Un poème de la réconciliation
Ce n’est pas un roi arrogant et triomphant. C’est un homme triste. Trop de morts à porter, trop lourd tribut. Il le sera encore plus lorsque sa mère, Kunti, lui apprend que Karna qu’il a vaincu n’est autre que son frère aîné, qui l’a laissé gagner la guerre pour qu’il règne.
Karana est un enfant qu’elle avait eu, jeune fille, avec le soleil, non par amour mais par jeu et insouciance, un enfant dont elle avait caché la naissance avant de déposer sa progéniture dans une boîte en la laissant dériver dans le Gange ; un charretier avait recueilli le bébé. (Oui, oui, cela rappelle bien des choses ; Vyasa, l’auteur présumé du Mahabharata, ignorait le copyright).

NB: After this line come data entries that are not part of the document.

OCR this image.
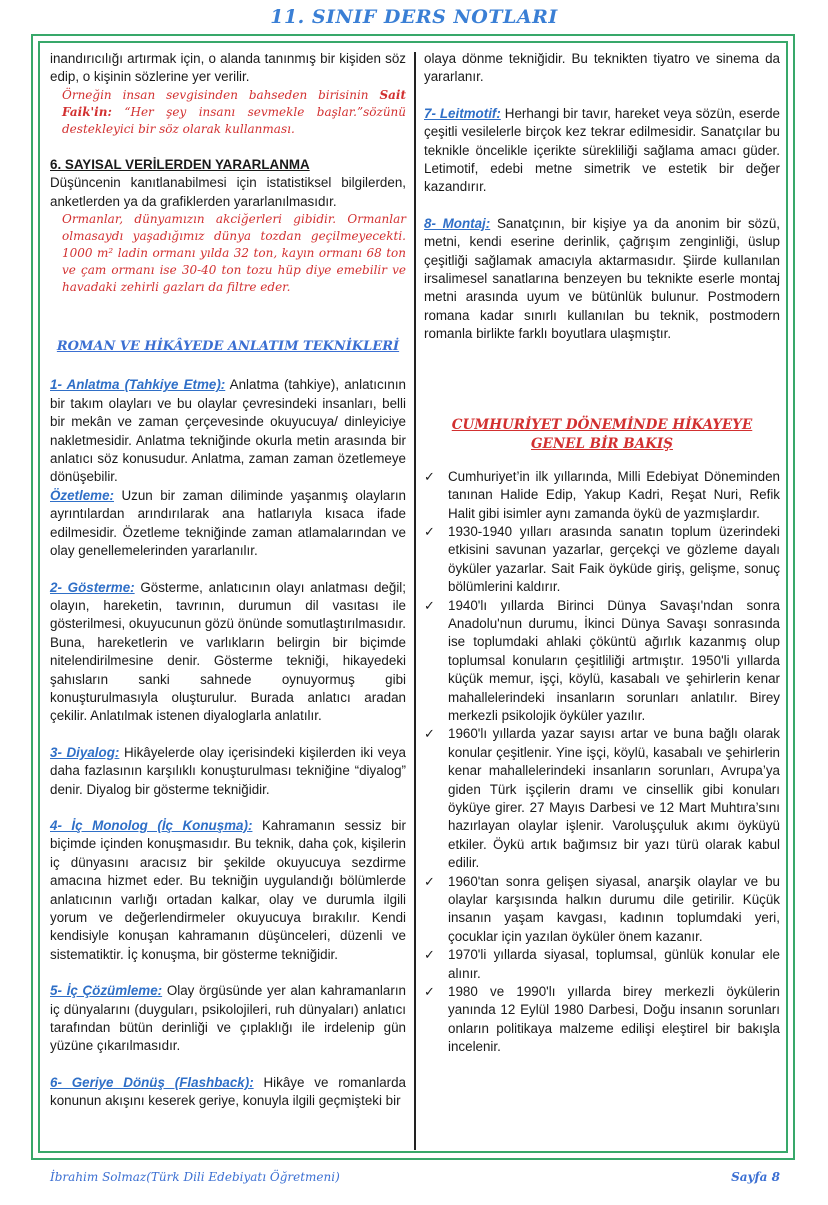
11. SINIF DERS NOTLARI

inandırıcılığı artırmak için, o alanda tanınmış bir kişiden söz edip, o kişinin sözlerine yer verilir.

Örneğin insan sevgisinden bahseden birisinin Sait Faik'in: “Her şey insanı sevmekle başlar.”sözünü destekleyici bir söz olarak kullanması.

6. SAYISAL VERİLERDEN YARARLANMA

Düşüncenin kanıtlanabilmesi için istatistiksel bilgilerden, anketlerden ya da grafiklerden yararlanılmasıdır.

Ormanlar, dünyamızın akciğerleri gibidir. Ormanlar olmasaydı yaşadığımız dünya tozdan geçilmeyecekti. 1000 m² ladin ormanı yılda 32 ton, kayın ormanı 68 ton ve çam ormanı ise 30-40 ton tozu hüp diye emebilir ve havadaki zehirli gazları da filtre eder.

ROMAN VE HİKÂYEDE ANLATIM TEKNİKLERİ

1- Anlatma (Tahkiye Etme): Anlatma (tahkiye), anlatıcının bir takım olayları ve bu olaylar çevresindeki insanları, belli bir mekân ve zaman çerçevesinde okuyucuya/ dinleyiciye nakletmesidir. Anlatma tekniğinde okurla metin arasında bir anlatıcı söz konusudur. Anlatma, zaman zaman özetlemeye dönüşebilir.

Özetleme: Uzun bir zaman diliminde yaşanmış olayların ayrıntılardan arındırılarak ana hatlarıyla kısaca ifade edilmesidir. Özetleme tekniğinde zaman atlamalarından ve olay genellemelerinden yararlanılır.

2- Gösterme: Gösterme, anlatıcının olayı anlatması değil; olayın, hareketin, tavrının, durumun dil vasıtası ile gösterilmesi, okuyucunun gözü önünde somutlaştırılmasıdır. Buna, hareketlerin ve varlıkların belirgin bir biçimde nitelendirilmesine denir. Gösterme tekniği, hikayedeki şahısların sanki sahnede oynuyormuş gibi konuşturulmasıyla oluşturulur. Burada anlatıcı aradan çekilir. Anlatılmak istenen diyaloglarla anlatılır.

3- Diyalog: Hikâyelerde olay içerisindeki kişilerden iki veya daha fazlasının karşılıklı konuşturulması tekniğine “diyalog” denir. Diyalog bir gösterme tekniğidir.

4- İç Monolog (İç Konuşma): Kahramanın sessiz bir biçimde içinden konuşmasıdır. Bu teknik, daha çok, kişilerin iç dünyasını aracısız bir şekilde okuyucuya sezdirme amacına hizmet eder. Bu tekniğin uygulandığı bölümlerde anlatıcının varlığı ortadan kalkar, olay ve durumla ilgili yorum ve değerlendirmeler okuyucuya bırakılır. Kendi kendisiyle konuşan kahramanın düşünceleri, düzenli ve sistematiktir. İç konuşma, bir gösterme tekniğidir.

5- İç Çözümleme: Olay örgüsünde yer alan kahramanların iç dünyalarını (duyguları, psikolojileri, ruh dünyaları) anlatıcı tarafından bütün derinliği ve çıplaklığı ile irdelenip gün yüzüne çıkarılmasıdır.

6- Geriye Dönüş (Flashback): Hikâye ve romanlarda konunun akışını keserek geriye, konuyla ilgili geçmişteki bir

olaya dönme tekniğidir. Bu teknikten tiyatro ve sinema da yararlanır.

7- Leitmotif: Herhangi bir tavır, hareket veya sözün, eserde çeşitli vesilelerle birçok kez tekrar edilmesidir. Sanatçılar bu teknikle öncelikle içerikte sürekliliği sağlama amacı güder. Letimotif, edebi metne simetrik ve estetik bir değer kazandırır.

8- Montaj: Sanatçının, bir kişiye ya da anonim bir sözü, metni, kendi eserine derinlik, çağrışım zenginliği, üslup çeşitliği sağlamak amacıyla aktarmasıdır. Şiirde kullanılan irsalimesel sanatlarına benzeyen bu teknikte eserle montaj metni arasında uyum ve bütünlük bulunur. Postmodern romana kadar sınırlı kullanılan bu teknik, postmodern romanla birlikte farklı boyutlara ulaşmıştır.

CUMHURİYET DÖNEMİNDE HİKAYEYE

GENEL BİR BAKIŞ

✓ Cumhuriyet’in ilk yıllarında, Milli Edebiyat Döneminden tanınan Halide Edip, Yakup Kadri, Reşat Nuri, Refik Halit gibi isimler aynı zamanda öykü de yazmışlardır.
✓ 1930-1940 yılları arasında sanatın toplum üzerindeki etkisini savunan yazarlar, gerçekçi ve gözleme dayalı öyküler yazarlar. Sait Faik öyküde giriş, gelişme, sonuç bölümlerini kaldırır.
✓ 1940'lı yıllarda Birinci Dünya Savaşı'ndan sonra Anadolu'nun durumu, İkinci Dünya Savaşı sonrasında ise toplumdaki ahlaki çöküntü ağırlık kazanmış olup toplumsal konuların çeşitliliği artmıştır. 1950'li yıllarda küçük memur, işçi, köylü, kasabalı ve şehirlerin kenar mahallelerindeki insanların sorunları anlatılır. Birey merkezli psikolojik öyküler yazılır.
✓ 1960'lı yıllarda yazar sayısı artar ve buna bağlı olarak konular çeşitlenir. Yine işçi, köylü, kasabalı ve şehirlerin kenar mahallelerindeki insanların sorunları, Avrupa’ya giden Türk işçilerin dramı ve cinsellik gibi konuları öyküye girer. 27 Mayıs Darbesi ve 12 Mart Muhtıra’sını hazırlayan olaylar işlenir. Varoluşçuluk akımı öyküyü etkiler. Öykü artık bağımsız bir yazı türü olarak kabul edilir.
✓ 1960'tan sonra gelişen siyasal, anarşik olaylar ve bu olaylar karşısında halkın durumu dile getirilir. Küçük insanın yaşam kavgası, kadının toplumdaki yeri, çocuklar için yazılan öyküler önem kazanır.
✓ 1970'li yıllarda siyasal, toplumsal, günlük konular ele alınır.
✓ 1980 ve 1990'lı yıllarda birey merkezli öykülerin yanında 12 Eylül 1980 Darbesi, Doğu insanın sorunları onların politikaya malzeme edilişi eleştirel bir bakışla incelenir.
İbrahim Solmaz(Türk Dili Edebiyatı Öğretmeni)	Sayfa 8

Autant le spectacle créé à la carrière Boulbon au Festival d’Avignon était plein de fureurs et de soudaines accalmies, autant Battlefield met en scène des êtres blessés au-delà des larmes, laissant suinter leur peine, leur remords, leurs doutes avec calme, une constante douceur bordée de deuil. Battlefield est un poème de la réconciliation.
Trente ans après la nuit cosmique, nous voici comme au coin du feu, place privilégiée du conteur, place que se partagent les quatre acteurs dans un mouvement brookien. Battlefield est resserré autour de quelques personnages. Et pourtant tout est là. Un peu comme ces sauces que l’on réduit pour que leurs sucs soient mieux concentrés. Tout est là, jusque dans la structure du Mahabharata faite d’infinies digressions. Ici en tiennent lieu trois ou quatre histoires que l’on raconte aux enfants (que nous sommes jusqu’à la mort). Celle du fils et du serpent, celle du faucon et du pigeon, celle du ver de terre, sans oublier l’épisode de la mangouste où le « comme si » du théâtre premier prend ses aises.
Le mouvement brookien
Tout commence et tout s’achèvera avec le musicien japonais Toshi Tsuchitori, compagnon de route de Peter Brook depuis longtemps. Un seul instrument, un tambourin à la peau circulaire comme le disque solaire. A la fin, ses mains font place à deux doigts de chaque main, puis un seul, ultime tapotis, et puis rien d’autre que le silence. Comment ne pas songer à un geste proche qui accompagnait la fin de Guerre et Paix, peut-être le plus beau spectacle du regretté metteur en scène russe Piotr Fomenko. Lui aussi s’était contenté de quelques pages du roman fleuve de Tolstoï pour en dire l’immensité.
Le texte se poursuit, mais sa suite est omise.